I'm on annual leave until after Easter now. My first day of annual leave was Thursday, and included a trip to the brand new mass vaccination facility in Cardiff Bay. It used to be Toys'R'Us, so it was a little bit odd going back into an environment I used to know quite well.
It was the first day the centre was open, which I didn't realise when I took the appointment. I walked in and immediately met my colleague Nick, who works for the Service Improvement Team in the health board and is an expert in systems design in healthcare. He was tracking how long it took people to go through the process. It took me 7 minutes, and that included a comprehensive discussion with the nurse about the relative risks.
The streamlined efficiency illustrates something I have long believed about healthcare - if people who know how to organise healthcare processes are given the opportunity to design them from scratch then they will work really well. Most healthcare processes have accreted organically over time and reflect the needs of healthcare providers rather than focusing on the overall strategic aim. In this case, the aim is to get as many needles into as many arms as possible in a safe environment, and it worked really well.
I had the Oxford Astra-Zeneca jab and had heard from a number of people that the side effects could be rough. I was fine until the early evening when a headache started to develop. Within a couple of hours I had a temperature and was shivering. I felt very poorly - so rough that Cathy had to help me get changed for bed - and had a bad night's sleep as a result.

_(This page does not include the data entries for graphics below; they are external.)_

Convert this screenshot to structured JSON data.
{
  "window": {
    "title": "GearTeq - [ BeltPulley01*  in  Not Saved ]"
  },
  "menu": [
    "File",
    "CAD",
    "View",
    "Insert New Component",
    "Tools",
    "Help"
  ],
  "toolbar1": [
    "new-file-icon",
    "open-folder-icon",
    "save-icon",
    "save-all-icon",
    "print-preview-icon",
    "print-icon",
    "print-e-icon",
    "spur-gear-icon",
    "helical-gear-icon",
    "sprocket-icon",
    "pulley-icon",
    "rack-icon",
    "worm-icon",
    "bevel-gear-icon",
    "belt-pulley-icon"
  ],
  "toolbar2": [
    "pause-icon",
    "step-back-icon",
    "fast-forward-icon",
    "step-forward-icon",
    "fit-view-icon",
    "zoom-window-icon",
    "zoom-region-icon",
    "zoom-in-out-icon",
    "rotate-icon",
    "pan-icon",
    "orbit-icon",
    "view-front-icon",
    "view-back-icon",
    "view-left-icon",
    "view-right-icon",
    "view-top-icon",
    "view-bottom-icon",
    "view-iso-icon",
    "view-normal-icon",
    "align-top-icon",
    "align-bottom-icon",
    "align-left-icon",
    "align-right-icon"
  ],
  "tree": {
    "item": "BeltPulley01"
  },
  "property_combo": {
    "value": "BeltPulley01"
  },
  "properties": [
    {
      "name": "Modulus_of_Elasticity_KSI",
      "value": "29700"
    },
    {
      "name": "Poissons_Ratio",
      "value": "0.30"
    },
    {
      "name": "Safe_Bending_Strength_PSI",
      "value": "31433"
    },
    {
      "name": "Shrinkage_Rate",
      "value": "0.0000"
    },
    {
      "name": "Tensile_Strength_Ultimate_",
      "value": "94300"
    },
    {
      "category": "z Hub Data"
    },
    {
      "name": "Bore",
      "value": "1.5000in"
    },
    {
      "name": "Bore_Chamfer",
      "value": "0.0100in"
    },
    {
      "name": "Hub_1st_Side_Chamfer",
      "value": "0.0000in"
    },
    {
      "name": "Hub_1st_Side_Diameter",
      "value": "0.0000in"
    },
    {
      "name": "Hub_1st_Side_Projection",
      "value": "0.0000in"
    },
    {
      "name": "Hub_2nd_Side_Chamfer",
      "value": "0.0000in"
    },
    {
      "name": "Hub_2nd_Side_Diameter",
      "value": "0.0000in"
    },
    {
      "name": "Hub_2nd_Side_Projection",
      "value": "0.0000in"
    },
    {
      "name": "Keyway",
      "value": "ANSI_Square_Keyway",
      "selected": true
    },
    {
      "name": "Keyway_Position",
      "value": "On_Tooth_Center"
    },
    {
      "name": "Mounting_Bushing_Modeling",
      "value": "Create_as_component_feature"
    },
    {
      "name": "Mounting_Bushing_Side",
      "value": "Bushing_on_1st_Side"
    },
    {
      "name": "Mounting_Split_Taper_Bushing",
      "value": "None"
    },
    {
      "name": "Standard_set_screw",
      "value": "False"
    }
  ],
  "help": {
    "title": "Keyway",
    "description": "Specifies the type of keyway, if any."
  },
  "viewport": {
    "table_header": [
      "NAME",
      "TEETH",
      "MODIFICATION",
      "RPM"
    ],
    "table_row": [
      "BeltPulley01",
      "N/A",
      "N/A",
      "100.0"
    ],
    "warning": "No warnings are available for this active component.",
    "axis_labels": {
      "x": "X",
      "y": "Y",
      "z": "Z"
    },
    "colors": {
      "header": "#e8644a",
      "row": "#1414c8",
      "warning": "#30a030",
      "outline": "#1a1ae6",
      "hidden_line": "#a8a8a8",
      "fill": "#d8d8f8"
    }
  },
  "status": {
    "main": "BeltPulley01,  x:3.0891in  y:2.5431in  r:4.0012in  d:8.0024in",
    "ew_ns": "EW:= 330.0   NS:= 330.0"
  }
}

Yesterday I felt fragile first thing and stayed in bed late, but started feeling stronger by lunchtime. A good shower helped. Today I have felt even better again, in fact, I've felt better than I have done for a while, and was able to take advantage of the release in Lockdown rules to go and sit in the back garden of my friends' new house.
The side effects to the vaccine are apparently a sign that the body is producing antibodies to the nasty Covid-19 virus. Hopefully my rough few hours mean that I am now chock-full of antibodies and immune to the bug that has stopped the world. I'm looking forward to things starting to open up again, especially now I'm fully vaccinated.